Она же на приветствия не отвечала, а глаза глядели под ноги в пыль, на людей и не поднимались. Однако какая-то искра радости тлела в Ганкиной душе. Раз спрашивают, куда это они, значит, еще никто ничего не знает. Но… разве в Збараже что-нибудь утаишь? Что весь Збараж, что их Хацапетовка — одинаково.
Гордей Пилявец как раз выходил со двора. Мешочек с инструментом держал под мышкой: наверно, к кому-то на работу торопился.

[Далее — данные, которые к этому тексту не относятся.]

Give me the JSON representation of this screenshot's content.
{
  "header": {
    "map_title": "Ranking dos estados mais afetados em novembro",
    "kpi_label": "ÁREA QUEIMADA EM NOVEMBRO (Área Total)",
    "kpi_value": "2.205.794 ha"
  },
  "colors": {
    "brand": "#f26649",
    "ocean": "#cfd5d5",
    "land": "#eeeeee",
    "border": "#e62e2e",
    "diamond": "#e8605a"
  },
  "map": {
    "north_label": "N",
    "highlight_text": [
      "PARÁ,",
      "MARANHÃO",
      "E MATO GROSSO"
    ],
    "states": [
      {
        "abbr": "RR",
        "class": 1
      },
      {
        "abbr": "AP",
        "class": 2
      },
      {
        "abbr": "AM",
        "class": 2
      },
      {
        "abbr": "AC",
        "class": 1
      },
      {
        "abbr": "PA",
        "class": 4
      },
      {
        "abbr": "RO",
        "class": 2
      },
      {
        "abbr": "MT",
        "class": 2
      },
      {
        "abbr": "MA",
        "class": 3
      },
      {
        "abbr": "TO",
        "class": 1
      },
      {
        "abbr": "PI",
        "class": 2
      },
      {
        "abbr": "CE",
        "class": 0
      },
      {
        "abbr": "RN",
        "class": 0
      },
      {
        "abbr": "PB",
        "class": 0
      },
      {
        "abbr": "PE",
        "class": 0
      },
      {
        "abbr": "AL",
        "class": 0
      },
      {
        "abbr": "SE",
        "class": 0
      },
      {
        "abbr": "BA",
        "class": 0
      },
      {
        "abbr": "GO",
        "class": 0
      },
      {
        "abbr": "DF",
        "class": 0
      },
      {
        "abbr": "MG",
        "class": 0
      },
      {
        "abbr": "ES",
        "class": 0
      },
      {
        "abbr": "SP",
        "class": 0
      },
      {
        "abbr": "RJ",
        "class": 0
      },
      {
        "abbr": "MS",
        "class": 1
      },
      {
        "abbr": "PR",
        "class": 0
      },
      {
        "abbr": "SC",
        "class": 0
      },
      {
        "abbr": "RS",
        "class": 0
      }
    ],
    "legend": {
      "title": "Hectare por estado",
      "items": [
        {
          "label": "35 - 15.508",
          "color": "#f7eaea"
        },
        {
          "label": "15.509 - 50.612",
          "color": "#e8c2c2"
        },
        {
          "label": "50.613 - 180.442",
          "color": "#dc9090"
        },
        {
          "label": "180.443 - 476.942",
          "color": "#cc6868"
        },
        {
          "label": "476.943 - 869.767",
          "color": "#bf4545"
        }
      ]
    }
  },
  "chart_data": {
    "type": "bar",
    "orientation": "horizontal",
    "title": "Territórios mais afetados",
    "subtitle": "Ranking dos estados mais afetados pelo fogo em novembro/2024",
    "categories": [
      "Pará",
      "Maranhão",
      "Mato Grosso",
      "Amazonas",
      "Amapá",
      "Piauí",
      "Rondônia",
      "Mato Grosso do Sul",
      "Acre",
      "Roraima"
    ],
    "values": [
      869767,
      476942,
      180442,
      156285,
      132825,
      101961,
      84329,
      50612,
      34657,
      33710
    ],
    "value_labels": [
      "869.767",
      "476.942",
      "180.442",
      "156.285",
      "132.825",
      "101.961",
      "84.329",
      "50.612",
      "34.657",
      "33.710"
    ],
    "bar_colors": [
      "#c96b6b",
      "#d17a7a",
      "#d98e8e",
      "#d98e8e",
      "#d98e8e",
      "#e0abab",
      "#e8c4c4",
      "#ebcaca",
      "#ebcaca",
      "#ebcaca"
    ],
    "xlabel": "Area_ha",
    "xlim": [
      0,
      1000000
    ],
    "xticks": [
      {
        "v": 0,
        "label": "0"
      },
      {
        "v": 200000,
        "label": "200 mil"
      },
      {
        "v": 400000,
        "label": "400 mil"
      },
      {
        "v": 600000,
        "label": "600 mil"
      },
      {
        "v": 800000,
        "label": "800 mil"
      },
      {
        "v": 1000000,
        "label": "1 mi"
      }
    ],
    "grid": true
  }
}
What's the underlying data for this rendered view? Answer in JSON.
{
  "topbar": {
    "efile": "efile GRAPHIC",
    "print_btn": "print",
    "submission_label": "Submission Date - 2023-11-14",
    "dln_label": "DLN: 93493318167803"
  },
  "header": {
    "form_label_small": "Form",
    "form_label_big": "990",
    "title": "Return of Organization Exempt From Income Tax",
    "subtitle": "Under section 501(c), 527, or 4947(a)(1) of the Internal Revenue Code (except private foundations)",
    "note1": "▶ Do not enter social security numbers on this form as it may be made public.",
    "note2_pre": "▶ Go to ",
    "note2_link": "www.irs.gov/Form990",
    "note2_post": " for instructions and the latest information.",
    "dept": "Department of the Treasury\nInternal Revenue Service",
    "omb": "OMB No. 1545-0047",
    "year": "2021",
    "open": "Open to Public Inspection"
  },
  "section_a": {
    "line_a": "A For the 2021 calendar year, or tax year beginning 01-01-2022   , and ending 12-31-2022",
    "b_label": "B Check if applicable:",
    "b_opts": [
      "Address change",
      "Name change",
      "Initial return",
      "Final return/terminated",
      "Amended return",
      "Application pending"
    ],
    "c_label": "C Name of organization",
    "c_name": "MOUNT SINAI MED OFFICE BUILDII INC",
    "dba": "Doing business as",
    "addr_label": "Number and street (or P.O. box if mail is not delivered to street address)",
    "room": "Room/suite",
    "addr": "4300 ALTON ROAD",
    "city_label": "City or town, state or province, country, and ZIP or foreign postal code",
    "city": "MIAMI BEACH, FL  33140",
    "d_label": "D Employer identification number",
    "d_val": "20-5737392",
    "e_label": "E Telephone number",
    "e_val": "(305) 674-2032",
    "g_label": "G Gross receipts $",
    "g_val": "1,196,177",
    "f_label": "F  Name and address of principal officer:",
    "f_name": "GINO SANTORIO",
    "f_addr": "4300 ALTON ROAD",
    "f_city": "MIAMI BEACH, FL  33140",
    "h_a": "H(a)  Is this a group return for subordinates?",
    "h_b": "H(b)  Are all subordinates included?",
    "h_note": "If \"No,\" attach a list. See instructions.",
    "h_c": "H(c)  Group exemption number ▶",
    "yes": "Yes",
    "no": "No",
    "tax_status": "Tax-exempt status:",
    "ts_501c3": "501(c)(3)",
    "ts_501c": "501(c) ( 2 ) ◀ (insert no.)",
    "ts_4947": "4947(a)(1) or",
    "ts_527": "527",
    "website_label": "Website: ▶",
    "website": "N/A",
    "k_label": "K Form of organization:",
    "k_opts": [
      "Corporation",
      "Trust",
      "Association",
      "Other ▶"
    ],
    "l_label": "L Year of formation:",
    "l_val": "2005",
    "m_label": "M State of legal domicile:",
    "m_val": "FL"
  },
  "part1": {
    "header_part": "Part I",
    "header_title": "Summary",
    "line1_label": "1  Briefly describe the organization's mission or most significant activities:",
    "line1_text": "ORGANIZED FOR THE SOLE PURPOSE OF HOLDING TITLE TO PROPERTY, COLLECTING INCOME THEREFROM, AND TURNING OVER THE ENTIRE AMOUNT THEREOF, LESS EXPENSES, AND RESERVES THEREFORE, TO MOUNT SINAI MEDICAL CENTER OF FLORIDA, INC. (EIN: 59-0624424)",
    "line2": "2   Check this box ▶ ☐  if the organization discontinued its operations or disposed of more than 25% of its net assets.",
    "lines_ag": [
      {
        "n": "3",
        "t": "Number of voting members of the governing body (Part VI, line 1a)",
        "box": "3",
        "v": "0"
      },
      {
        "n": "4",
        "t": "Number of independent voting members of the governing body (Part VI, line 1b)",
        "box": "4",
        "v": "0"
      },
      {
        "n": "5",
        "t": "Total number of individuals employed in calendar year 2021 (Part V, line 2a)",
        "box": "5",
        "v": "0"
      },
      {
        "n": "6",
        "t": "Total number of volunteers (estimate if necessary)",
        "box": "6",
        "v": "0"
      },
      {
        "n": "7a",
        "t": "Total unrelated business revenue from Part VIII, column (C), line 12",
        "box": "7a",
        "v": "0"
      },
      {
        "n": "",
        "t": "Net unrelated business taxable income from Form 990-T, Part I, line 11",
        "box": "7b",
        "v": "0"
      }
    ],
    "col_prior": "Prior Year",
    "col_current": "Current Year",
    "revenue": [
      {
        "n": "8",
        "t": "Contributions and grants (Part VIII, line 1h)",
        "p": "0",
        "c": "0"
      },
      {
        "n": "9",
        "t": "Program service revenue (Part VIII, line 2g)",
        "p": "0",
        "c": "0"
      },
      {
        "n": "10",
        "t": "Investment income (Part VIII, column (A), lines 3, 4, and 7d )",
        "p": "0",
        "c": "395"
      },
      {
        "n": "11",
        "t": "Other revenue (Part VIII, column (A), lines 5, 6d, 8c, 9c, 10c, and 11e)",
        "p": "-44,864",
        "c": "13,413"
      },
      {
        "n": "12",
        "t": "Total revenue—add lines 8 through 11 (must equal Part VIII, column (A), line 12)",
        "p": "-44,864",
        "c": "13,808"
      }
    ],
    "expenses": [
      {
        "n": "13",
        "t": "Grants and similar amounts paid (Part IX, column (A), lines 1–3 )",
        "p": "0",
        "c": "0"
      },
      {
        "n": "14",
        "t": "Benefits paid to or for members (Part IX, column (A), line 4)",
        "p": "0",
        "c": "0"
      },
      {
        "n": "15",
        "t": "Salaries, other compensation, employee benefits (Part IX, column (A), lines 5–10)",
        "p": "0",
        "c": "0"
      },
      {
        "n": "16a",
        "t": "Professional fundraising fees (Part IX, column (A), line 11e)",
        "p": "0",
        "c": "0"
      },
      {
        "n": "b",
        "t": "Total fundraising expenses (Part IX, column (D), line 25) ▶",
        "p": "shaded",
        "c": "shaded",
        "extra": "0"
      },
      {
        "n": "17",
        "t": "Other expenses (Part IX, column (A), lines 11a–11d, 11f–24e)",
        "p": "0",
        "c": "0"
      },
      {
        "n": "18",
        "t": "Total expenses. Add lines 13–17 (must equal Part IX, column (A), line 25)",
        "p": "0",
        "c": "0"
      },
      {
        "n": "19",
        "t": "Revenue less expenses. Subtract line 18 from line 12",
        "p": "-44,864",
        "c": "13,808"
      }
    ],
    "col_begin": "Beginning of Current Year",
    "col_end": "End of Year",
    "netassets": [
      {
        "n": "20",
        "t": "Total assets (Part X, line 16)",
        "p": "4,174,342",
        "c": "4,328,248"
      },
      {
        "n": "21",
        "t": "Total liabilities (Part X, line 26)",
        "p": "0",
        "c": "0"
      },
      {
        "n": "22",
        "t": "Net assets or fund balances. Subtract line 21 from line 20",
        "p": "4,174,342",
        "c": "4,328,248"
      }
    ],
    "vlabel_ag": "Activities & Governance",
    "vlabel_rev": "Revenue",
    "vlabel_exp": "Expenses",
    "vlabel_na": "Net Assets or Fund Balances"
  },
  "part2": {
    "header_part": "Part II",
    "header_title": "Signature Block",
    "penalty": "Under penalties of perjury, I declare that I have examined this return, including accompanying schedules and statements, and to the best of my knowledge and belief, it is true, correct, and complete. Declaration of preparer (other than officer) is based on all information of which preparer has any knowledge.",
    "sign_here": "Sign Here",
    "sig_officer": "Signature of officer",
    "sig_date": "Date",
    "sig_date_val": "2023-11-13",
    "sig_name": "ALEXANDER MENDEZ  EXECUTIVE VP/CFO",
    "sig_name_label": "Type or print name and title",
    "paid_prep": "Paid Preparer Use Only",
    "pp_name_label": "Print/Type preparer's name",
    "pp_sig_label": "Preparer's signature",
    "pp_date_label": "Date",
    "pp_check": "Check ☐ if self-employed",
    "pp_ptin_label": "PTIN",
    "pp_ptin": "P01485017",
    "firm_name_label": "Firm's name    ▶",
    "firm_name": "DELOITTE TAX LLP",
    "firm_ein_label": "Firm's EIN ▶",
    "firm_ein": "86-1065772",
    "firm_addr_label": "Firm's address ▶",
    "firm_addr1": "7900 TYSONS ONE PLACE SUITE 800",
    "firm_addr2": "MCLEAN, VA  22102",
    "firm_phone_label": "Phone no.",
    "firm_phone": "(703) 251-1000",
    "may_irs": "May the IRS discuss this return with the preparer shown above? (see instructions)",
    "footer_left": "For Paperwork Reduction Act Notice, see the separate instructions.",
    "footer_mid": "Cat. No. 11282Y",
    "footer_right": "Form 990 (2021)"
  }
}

Были у него белые, словно присыпанные снежком усы, а снизу желтизной взялись от табака. Под самым глазом — белый рубец: когда-то щепка отскочила и глубоко прорубила.
— Здравствуйте, — сказала Ганка. — Принимайте воров!
Словно пошутила, а у самой хоть бы черточка дрогнула в лице. Гордей глянул на парнишку с мешком, все понял.
— А разве вы воры? Вы — добрые люди.
У Сани от услышанного внезапно расцвело лицо. Весело посмотрела на братьев, но они были хмуры, и она запечалилась.
— Были добрыми, да злыми стали, — сказала мать. — Посмотрите на этого разбойника! Вы только полюбуйтесь на него!
— А что, славный, — незлобиво сказал Гордей. — Только он не один, наверно, а еще с кем-нибудь, потому что многовато забрали картошки. Да что я вам скажу? У меня картошки хватит, а если вам нужна, так не отдавайте.